CoBank noted that while yet to be proven true, indications that China agreed to buy $40 billion annually in U.S. agricultural goods would provide widespread benefit for U.S. agriculture “as soybeans would account for only a small portion of the increase.”
The United States and China are set to sign a phase one trade deal on Jan. 15.
“We expect China to continue to issue more tariff exemptions to its agricultural importers, making purchases of U.S goods more cost effective,” CoBank said.
The U.S. economy continued to “hum” along going into 2020, benefiting from the Federal Reserve’s three rate cuts in 2019, 50-year low unemployment, wages outpacing inflation, strong housing prices, strong consumer spending and the “wealth effect” of record highs in equity markets, CoBank said.
“The current strength of the economy, however, is precarious in the sense that it is almost entirely dependent on consumers,” CoBank said. “Businesses have not been investing in capital goods, and corporate revenue growth has slowed while labor costs continue to climb higher.”
On the agricultural side, CoBank said inclement weather in 2019 had wide-ranging implications for crop prices, basis levels and crop quality.
“Despite the extreme weather and price volatility, corn and soybean prices ended nearly unchanged for the (fourth) quarter,” CoBank said. “Wheat, rice, cotton and sugar prices ended the quarter higher on concerns over smaller U.S. harvests and an improved export pace.
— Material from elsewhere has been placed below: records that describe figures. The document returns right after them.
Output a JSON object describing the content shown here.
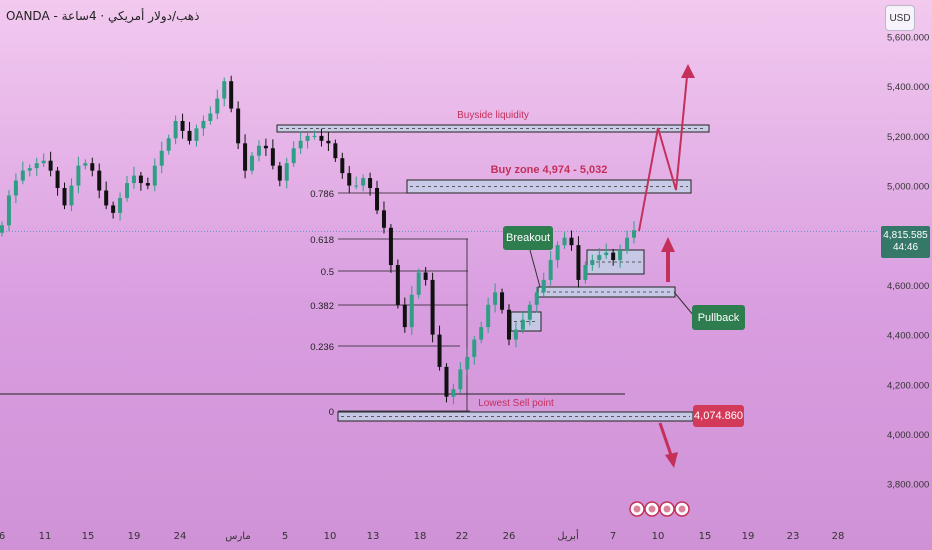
{
  "header": {
    "title": "OANDA - ذهب/دولار أمريكي · 4ساعة",
    "currency_button": "USD"
  },
  "price_badge": {
    "value": "4,815.585",
    "countdown": "44:46"
  },
  "lowest_badge": "4,074.860",
  "annotations": {
    "buyside": "Buyside liquidity",
    "buy_zone": "Buy zone 4,974 - 5,032",
    "breakout": "Breakout",
    "pullback": "Pullback",
    "lowest_sell": "Lowest Sell point"
  },
  "fib_labels": [
    "0.786",
    "0.618",
    "0.5",
    "0.382",
    "0.236",
    "0"
  ],
  "colors": {
    "up_candle": "#2f9e84",
    "down_candle": "#111111",
    "annotation_red": "#c4305a",
    "callout_green": "#2e7d4f",
    "zone_fill": "#c3cfe6"
  },
  "chart_data": {
    "type": "candlestick",
    "symbol": "OANDA XAU/USD 4H",
    "ylim": [
      3700,
      5700
    ],
    "y_ticks": [
      "5,600.000",
      "5,400.000",
      "5,200.000",
      "5,000.000",
      "4,600.000",
      "4,400.000",
      "4,200.000",
      "4,000.000",
      "3,800.000"
    ],
    "x_ticks": [
      "6",
      "11",
      "15",
      "19",
      "24",
      "مارس",
      "5",
      "10",
      "13",
      "18",
      "22",
      "26",
      "أبريل",
      "7",
      "10",
      "15",
      "19",
      "23",
      "28"
    ],
    "current_price": 4815.585,
    "lowest_sell_point": 4074.86,
    "buy_zone": [
      4974,
      5032
    ],
    "series": [
      {
        "values": [
          4840,
          4960,
          5020,
          5060,
          5070,
          5090,
          5100,
          5060,
          4990,
          4920,
          5000,
          5080,
          5090,
          5060,
          4980,
          4920,
          4890,
          4950,
          5010,
          5040,
          5010,
          5000,
          5080,
          5140,
          5190,
          5260,
          5220,
          5180,
          5230,
          5260,
          5290,
          5350,
          5420,
          5310,
          5170,
          5060,
          5120,
          5160,
          5150,
          5080,
          5020,
          5090,
          5150,
          5180,
          5200,
          5200,
          5180,
          5170,
          5110,
          5050,
          5000,
          5000,
          5030,
          4990,
          4900,
          4830,
          4680,
          4520,
          4430,
          4560,
          4650,
          4620,
          4400,
          4270,
          4150,
          4180,
          4260,
          4310,
          4380,
          4430,
          4520,
          4570,
          4500,
          4380,
          4420,
          4460,
          4520,
          4570,
          4620,
          4700,
          4760,
          4790,
          4760,
          4620,
          4680,
          4700,
          4720,
          4730,
          4700,
          4740,
          4790,
          4820
        ]
      }
    ]
  }
}
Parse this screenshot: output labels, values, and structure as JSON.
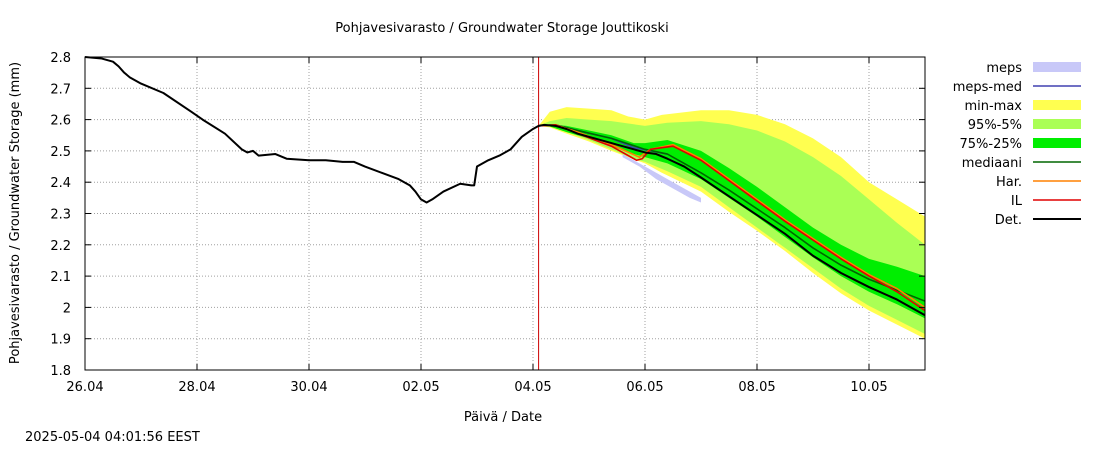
{
  "timestamp": "2025-05-04 04:01:56 EEST",
  "chart_data": {
    "type": "line",
    "title": "Pohjavesivarasto / Groundwater Storage   Jouttikoski",
    "xlabel": "Päivä / Date",
    "ylabel": "Pohjavesivarasto / Groundwater Storage (mm)",
    "xlim": [
      0,
      15
    ],
    "ylim": [
      1.8,
      2.8
    ],
    "grid": true,
    "legend_position": "right",
    "x_ticks": [
      {
        "x": 0,
        "label": "26.04"
      },
      {
        "x": 2,
        "label": "28.04"
      },
      {
        "x": 4,
        "label": "30.04"
      },
      {
        "x": 6,
        "label": "02.05"
      },
      {
        "x": 8,
        "label": "04.05"
      },
      {
        "x": 10,
        "label": "06.05"
      },
      {
        "x": 12,
        "label": "08.05"
      },
      {
        "x": 14,
        "label": "10.05"
      }
    ],
    "y_ticks": [
      {
        "y": 1.8,
        "label": "1.8"
      },
      {
        "y": 1.9,
        "label": "1.9"
      },
      {
        "y": 2.0,
        "label": "2"
      },
      {
        "y": 2.1,
        "label": "2.1"
      },
      {
        "y": 2.2,
        "label": "2.2"
      },
      {
        "y": 2.3,
        "label": "2.3"
      },
      {
        "y": 2.4,
        "label": "2.4"
      },
      {
        "y": 2.5,
        "label": "2.5"
      },
      {
        "y": 2.6,
        "label": "2.6"
      },
      {
        "y": 2.7,
        "label": "2.7"
      },
      {
        "y": 2.8,
        "label": "2.8"
      }
    ],
    "forecast_start_x": 8.1,
    "legend": [
      {
        "name": "meps",
        "color": "#c8c8f8",
        "kind": "band"
      },
      {
        "name": "meps-med",
        "color": "#4040b0",
        "kind": "line"
      },
      {
        "name": "min-max",
        "color": "#ffff50",
        "kind": "band"
      },
      {
        "name": "95%-5%",
        "color": "#aaff55",
        "kind": "band"
      },
      {
        "name": "75%-25%",
        "color": "#00ee00",
        "kind": "band"
      },
      {
        "name": "mediaani",
        "color": "#006600",
        "kind": "line"
      },
      {
        "name": "Har.",
        "color": "#ff8000",
        "kind": "line"
      },
      {
        "name": "IL",
        "color": "#e00000",
        "kind": "line"
      },
      {
        "name": "Det.",
        "color": "#000000",
        "kind": "line"
      }
    ],
    "series": [
      {
        "name": "Det.",
        "x": [
          0,
          0.3,
          0.5,
          0.6,
          0.7,
          0.8,
          1.0,
          1.4,
          1.9,
          2.1,
          2.5,
          2.8,
          2.9,
          3.0,
          3.1,
          3.4,
          3.6,
          4.0,
          4.3,
          4.6,
          4.8,
          5.0,
          5.3,
          5.6,
          5.8,
          5.9,
          6.0,
          6.1,
          6.2,
          6.4,
          6.7,
          6.9,
          6.95,
          7.0,
          7.2,
          7.4,
          7.6,
          7.8,
          8.0,
          8.1,
          8.2,
          8.4,
          8.6,
          8.8,
          9.0,
          9.4,
          9.8,
          10.0,
          10.2,
          10.4,
          10.7,
          11.0,
          11.5,
          12.0,
          12.5,
          13.0,
          13.5,
          14.0,
          14.5,
          15.0
        ],
        "values": [
          2.8,
          2.795,
          2.785,
          2.77,
          2.75,
          2.735,
          2.715,
          2.685,
          2.625,
          2.6,
          2.555,
          2.505,
          2.495,
          2.5,
          2.485,
          2.49,
          2.475,
          2.47,
          2.47,
          2.465,
          2.465,
          2.45,
          2.43,
          2.41,
          2.39,
          2.37,
          2.345,
          2.335,
          2.345,
          2.37,
          2.395,
          2.39,
          2.39,
          2.45,
          2.47,
          2.485,
          2.505,
          2.545,
          2.57,
          2.58,
          2.583,
          2.58,
          2.57,
          2.555,
          2.545,
          2.525,
          2.505,
          2.495,
          2.49,
          2.475,
          2.45,
          2.415,
          2.355,
          2.295,
          2.235,
          2.165,
          2.11,
          2.065,
          2.025,
          1.975
        ]
      },
      {
        "name": "mediaani",
        "x": [
          8.1,
          8.4,
          8.8,
          9.4,
          10.0,
          10.4,
          11.0,
          11.5,
          12.0,
          12.5,
          13.0,
          13.5,
          14.0,
          14.5,
          15.0
        ],
        "values": [
          2.58,
          2.583,
          2.565,
          2.54,
          2.505,
          2.49,
          2.43,
          2.375,
          2.315,
          2.255,
          2.19,
          2.135,
          2.09,
          2.055,
          2.02
        ]
      },
      {
        "name": "Har.",
        "x": [
          8.1,
          8.4,
          8.8,
          9.4,
          9.9,
          10.1,
          10.5,
          11.0,
          11.5,
          12.0,
          12.5,
          13.0,
          13.5,
          14.0,
          14.5,
          15.0
        ],
        "values": [
          2.58,
          2.583,
          2.56,
          2.52,
          2.48,
          2.505,
          2.52,
          2.475,
          2.41,
          2.345,
          2.28,
          2.22,
          2.16,
          2.105,
          2.06,
          2.0
        ]
      },
      {
        "name": "IL",
        "x": [
          8.1,
          8.4,
          8.8,
          9.4,
          9.85,
          9.95,
          10.1,
          10.5,
          11.0,
          11.5,
          12.0,
          12.5,
          13.0,
          13.5,
          14.0,
          14.5,
          15.0
        ],
        "values": [
          2.58,
          2.583,
          2.555,
          2.515,
          2.47,
          2.475,
          2.505,
          2.515,
          2.47,
          2.405,
          2.34,
          2.275,
          2.215,
          2.155,
          2.1,
          2.05,
          1.99
        ]
      },
      {
        "name": "meps-med",
        "x": [
          8.1,
          8.4,
          8.8,
          9.4,
          9.8,
          10.1,
          10.4
        ],
        "values": [
          2.58,
          2.583,
          2.565,
          2.54,
          2.51,
          2.5,
          2.49
        ]
      }
    ],
    "bands": [
      {
        "name": "min-max",
        "x": [
          8.1,
          8.3,
          8.6,
          9.0,
          9.4,
          9.7,
          10.0,
          10.3,
          11.0,
          11.5,
          12.0,
          12.5,
          13.0,
          13.5,
          14.0,
          14.5,
          15.0
        ],
        "upper": [
          2.58,
          2.625,
          2.64,
          2.635,
          2.63,
          2.61,
          2.6,
          2.615,
          2.63,
          2.63,
          2.615,
          2.585,
          2.54,
          2.48,
          2.4,
          2.345,
          2.29
        ],
        "lower": [
          2.58,
          2.575,
          2.555,
          2.53,
          2.5,
          2.48,
          2.46,
          2.43,
          2.37,
          2.305,
          2.245,
          2.18,
          2.11,
          2.045,
          1.99,
          1.945,
          1.9
        ]
      },
      {
        "name": "95%-5%",
        "x": [
          8.1,
          8.3,
          8.6,
          9.0,
          9.4,
          9.8,
          10.0,
          10.4,
          11.0,
          11.5,
          12.0,
          12.5,
          13.0,
          13.5,
          14.0,
          14.5,
          15.0
        ],
        "upper": [
          2.58,
          2.595,
          2.605,
          2.6,
          2.595,
          2.585,
          2.58,
          2.59,
          2.595,
          2.585,
          2.565,
          2.53,
          2.48,
          2.42,
          2.345,
          2.27,
          2.2
        ],
        "lower": [
          2.58,
          2.578,
          2.56,
          2.535,
          2.505,
          2.475,
          2.465,
          2.435,
          2.385,
          2.32,
          2.255,
          2.19,
          2.125,
          2.06,
          2.005,
          1.96,
          1.915
        ]
      },
      {
        "name": "75%-25%",
        "x": [
          8.1,
          8.3,
          8.6,
          9.0,
          9.4,
          9.8,
          10.0,
          10.4,
          11.0,
          11.5,
          12.0,
          12.5,
          13.0,
          13.5,
          14.0,
          14.5,
          15.0
        ],
        "upper": [
          2.58,
          2.585,
          2.58,
          2.565,
          2.55,
          2.525,
          2.525,
          2.535,
          2.5,
          2.445,
          2.385,
          2.32,
          2.255,
          2.2,
          2.155,
          2.13,
          2.1
        ],
        "lower": [
          2.58,
          2.578,
          2.56,
          2.54,
          2.515,
          2.49,
          2.48,
          2.46,
          2.41,
          2.35,
          2.29,
          2.225,
          2.16,
          2.1,
          2.05,
          2.01,
          1.965
        ]
      },
      {
        "name": "meps",
        "x": [
          9.6,
          9.9,
          10.2,
          10.5,
          10.8,
          11.0
        ],
        "upper": [
          2.49,
          2.46,
          2.43,
          2.4,
          2.37,
          2.35
        ],
        "lower": [
          2.48,
          2.45,
          2.41,
          2.38,
          2.35,
          2.335
        ]
      }
    ]
  }
}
“Volatile weather, trade tensions and a strong U.S. dollar were the key themes impacting U.S. grain and oilseed exports and production in the fourth quarter.
“Given the quality concerns of this year’s (2019) harvest and the substantial amount of grain still in the field, we are bracing for continued downward revisions on final production, yield and ending stock numbers for corn and soybeans.”
CoBank noted that grain elevators were holding corn to capture carry but were struggling to buy corn from slow farmer selling and harvest delays in the fourth quarter. But farmers more readily sold soybeans, and grain handlers acquired soybeans more readily than corn.
For wheat, CoBank noted smaller Southern Hemisphere crops, especially in Australia, will support U.S. exports into Southeast Asia. Another annual drop to historical lows in winter wheat plantings would in part reflect planting struggles and low emergence in some areas.